Ces robots humanoïdes règlent la circulation en Chine, mais une chose leur reste interdite
Quinze humanoïdes occupent désormais les intersections d’une vaste métropole en Chine. Ils guident les passants, détectent les comportements interdits et reproduisent l’ensemble des signaux réglementaires. En revanche, une mission leur reste totalement inaccessible.

La Chine multiplie les démonstrations consacrées à ses humanoïdes. Les grands programmes télévisés offrent régulièrement une vitrine aux entreprises du secteur. En février dernier, des humanoïdes signés Unitree ont exécuté un numéro d’arts martiaux devant 600 millions de téléspectateurs chinois. Durant le premier semestre, plusieurs dizaines de milliers d’exemplaires ont quitté les chaînes de montage du pays. Il faut maintenant parvenir à leur attribuer des usages concrets.
Les marchés publics représentent aujourd’hui l’un des rares débouchés solides. Une fois sortis des centres de recherche, les fabricants d’humanoïdes peinent encore à séduire des acheteurs, alors que les collectivités comptent parmi les quelques acteurs prêts à financer leur utilisation. Le Mornine M1 de Chery se commande déjà comme un produit ordinaire sur une boutique en ligne chinoise. Dans l’est du pays, une municipalité a toutefois choisi une application nettement plus poussée.
Quinze humanoïdes encadrent désormais la circulation à Hangzhou
Le bureau de la police de la circulation de Hangzhou a installé quinze robots humanoïdes près du lac de l’Ouest le 1er mai, alors que l’affluence atteignait un sommet. Sur place, ils dirigent les passants et les véhicules à deux roues non motorisés, participent à la gestion des flux et assistent les visiteurs perdus. Un système vocal connecté aux informations routières actualisées choisit le trajet le plus rapide à pied ou via les transports. Huit signaux de commandement officiels, approuvés par le ministère de la Sécurité publique, fonctionnent de concert avec les feux.

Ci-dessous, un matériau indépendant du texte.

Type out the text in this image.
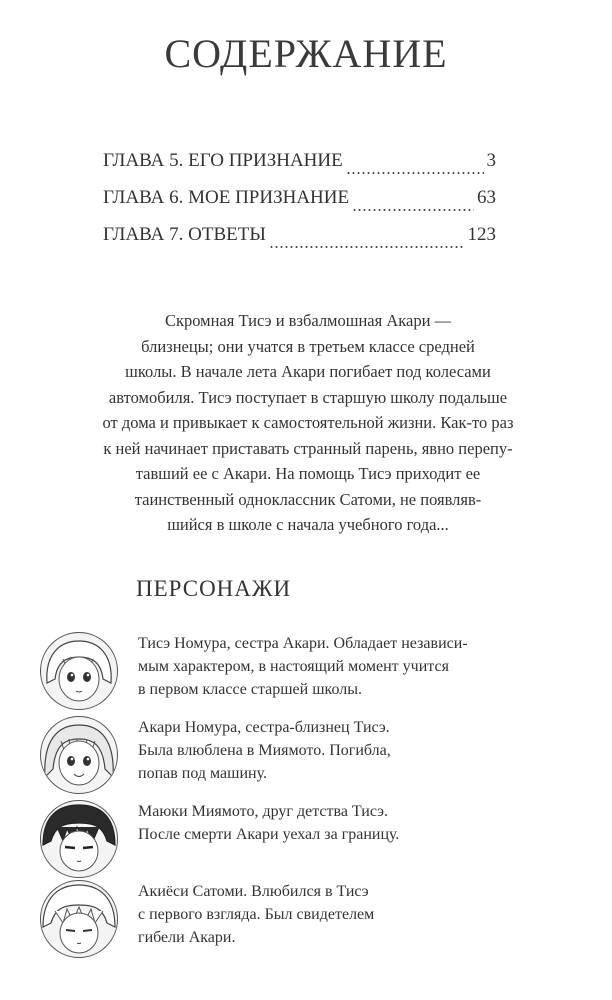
СОДЕРЖАНИЕ
ГЛАВА 5. ЕГО ПРИЗНАНИЕ	3
ГЛАВА 6. МОЕ ПРИЗНАНИЕ	63
ГЛАВА 7. ОТВЕТЫ	123

Скромная Тисэ и взбалмошная Акари —

близнецы; они учатся в третьем классе средней

школы. В начале лета Акари погибает под колесами

автомобиля. Тисэ поступает в старшую школу подальше

от дома и привыкает к самостоятельной жизни. Как-то раз

к ней начинает приставать странный парень, явно перепу-

тавший ее с Акари. На помощь Тисэ приходит ее

таинственный одноклассник Сатоми, не появляв-

шийся в школе с начала учебного года...

ПЕРСОНАЖИ

Тисэ Номура, сестра Акари. Обладает независи-

мым характером, в настоящий момент учится

в первом классе старшей школы.

Акари Номура, сестра-близнец Тисэ.

Была влюблена в Миямото. Погибла,

попав под машину.

Маюки Миямото, друг детства Тисэ.

После смерти Акари уехал за границу.

Акиёси Сатоми. Влюбился в Тисэ

с первого взгляда. Был свидетелем

гибели Акари.
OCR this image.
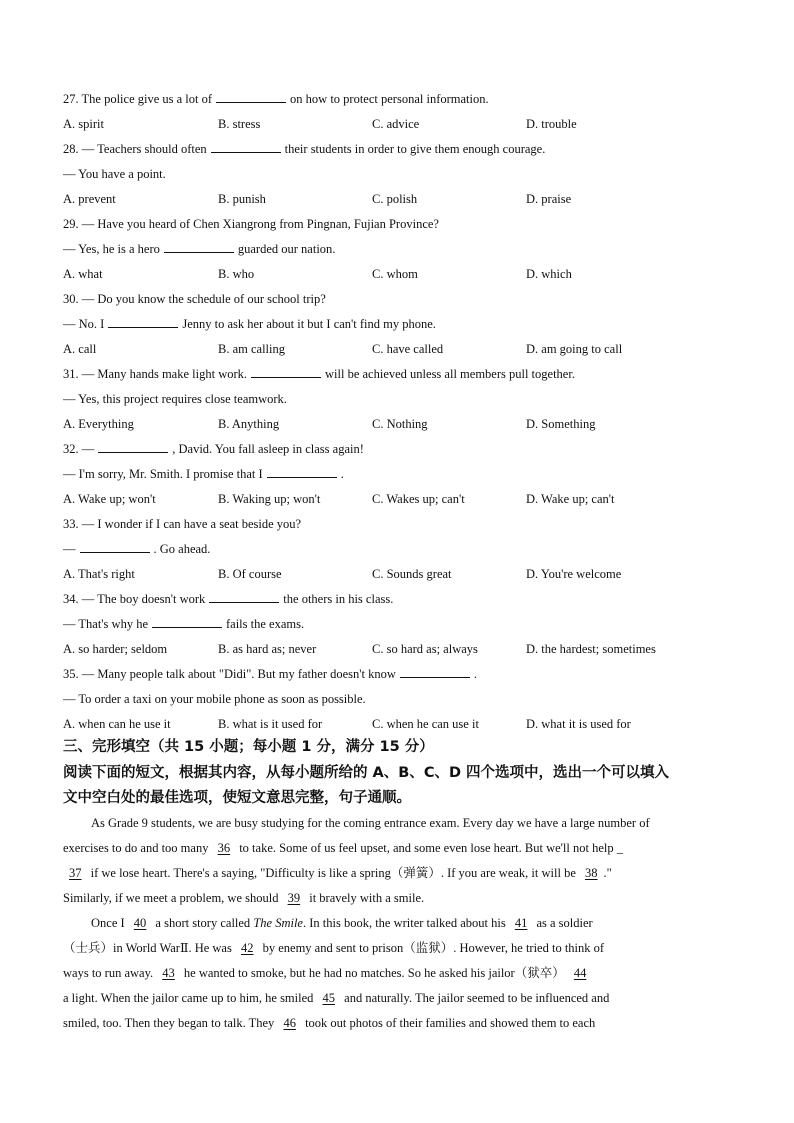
27. The police give us a lot of	on how to protect personal information.
A. spirit	B. stress	C. advice	D. trouble
28. — Teachers should often	their students in order to give them enough courage.
— You have a point.
A. prevent	B. punish	C. polish	D. praise
29. — Have you heard of Chen Xiangrong from Pingnan, Fujian Province?
— Yes, he is a hero	guarded our nation.
A. what	B. who	C. whom	D. which
30. — Do you know the schedule of our school trip?
— No. I	Jenny to ask her about it but I can't find my phone.
A. call	B. am calling	C. have called	D. am going to call
31. — Many hands make light work.	will be achieved unless all members pull together.
— Yes, this project requires close teamwork.
A. Everything	B. Anything	C. Nothing	D. Something
32. —	, David. You fall asleep in class again!
— I'm sorry, Mr. Smith. I promise that I	.
A. Wake up; won't	B. Waking up; won't	C. Wakes up; can't	D. Wake up; can't
33. — I wonder if I can have a seat beside you?
—	. Go ahead.
A. That's right	B. Of course	C. Sounds great	D. You're welcome
34. — The boy doesn't work	the others in his class.
— That's why he	fails the exams.
A. so harder; seldom	B. as hard as; never	C. so hard as; always	D. the hardest; sometimes
35. — Many people talk about "Didi". But my father doesn't know	.
— To order a taxi on your mobile phone as soon as possible.
A. when can he use it	B. what is it used for	C. when he can use it	D. what it is used for
三、完形填空（共 15 小题；每小题 1 分，满分 15 分）
阅读下面的短文，根据其内容，从每小题所给的 A、B、C、D 四个选项中，选出一个可以填入
文中空白处的最佳选项，使短文意思完整，句子通顺。
As Grade 9 students, we are busy studying for the coming entrance exam. Every day we have a large number of
exercises to do and too many 36 to take. Some of us feel upset, and some even lose heart. But we'll not help _
37 if we lose heart. There's a saying, "Difficulty is like a spring（弹簧）. If you are weak, it will be 38 ."
Similarly, if we meet a problem, we should 39 it bravely with a smile.
Once I 40 a short story called The Smile. In this book, the writer talked about his 41 as a soldier
（士兵）in World WarⅡ. He was 42 by enemy and sent to prison（监狱）. However, he tried to think of
ways to run away. 43 he wanted to smoke, but he had no matches. So he asked his jailor（狱卒） 44
a light. When the jailor came up to him, he smiled 45 and naturally. The jailor seemed to be influenced and
smiled, too. Then they began to talk. They 46 took out photos of their families and showed them to each
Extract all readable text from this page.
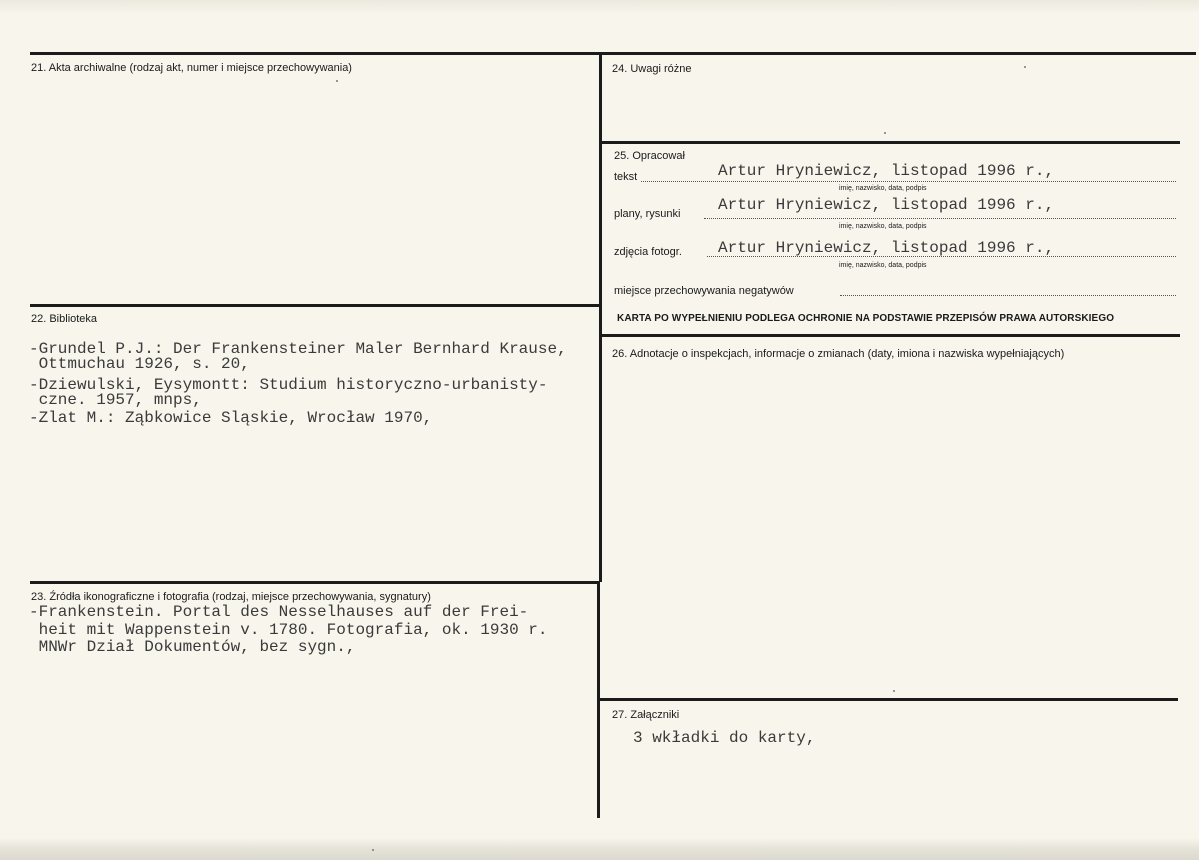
21. Akta archiwalne (rodzaj akt, numer i miejsce przechowywania)
22. Biblioteka
-Grundel P.J.: Der Frankensteiner Maler Bernhard Krause,
Ottmuchau 1926, s. 20,
-Dziewulski, Eysymontt: Studium historyczno-urbanisty-
czne. 1957, mnps,
-Zlat M.: Ząbkowice Sląskie, Wrocław 1970,
23. Źródła ikonograficzne i fotografia (rodzaj, miejsce przechowywania, sygnatury)
-Frankenstein. Portal des Nesselhauses auf der Frei-
heit mit Wappenstein v. 1780. Fotografia, ok. 1930 r.
MNWr Dział Dokumentów, bez sygn.,
24. Uwagi różne
25. Opracował
tekst	Artur Hryniewicz, listopad 1996 r.,
imię, nazwisko, data, podpis
plany, rysunki Artur Hryniewicz, listopad 1996 r.,
imię, nazwisko, data, podpis
zdjęcia fotogr. Artur Hryniewicz, listopad 1996 r.,
imię, nazwisko, data, podpis
miejsce przechowywania negatywów
KARTA PO WYPEŁNIENIU PODLEGA OCHRONIE NA PODSTAWIE PRZEPISÓW PRAWA AUTORSKIEGO
26. Adnotacje o inspekcjach, informacje o zmianach (daty, imiona i nazwiska wypełniających)
27. Załączniki
3 wkładki do karty,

La surveillance repose également sur la reconnaissance visuelle. Les machines peuvent identifier un cycliste dépourvu de casque, une personne transportée en trop ou un passant déjà engagé sur la route. Un rappel sonore est alors diffusé. Si rien ne change après trois avertissements, le robot conserve les images puis adresse le dossier au centre d’alerte précoce du bureau. Un policier humain prend ensuite la décision. Ces appareils ne dressent aucune contravention et ne procèdent à aucune interpellation.
Une unité peut rester en poste pendant huit à neuf heures quotidiennement. À Hangzhou, la police affirme vouloir éviter à ses effectifs de répéter sans cesse les mêmes rappels afin de les consacrer aux accidents et aux infractions sérieuses. Le nombre de signalements ayant effectivement entraîné une sanction n’est pas connu. Aucune étude indépendante n’a évalué la précision de ce dispositif de détection.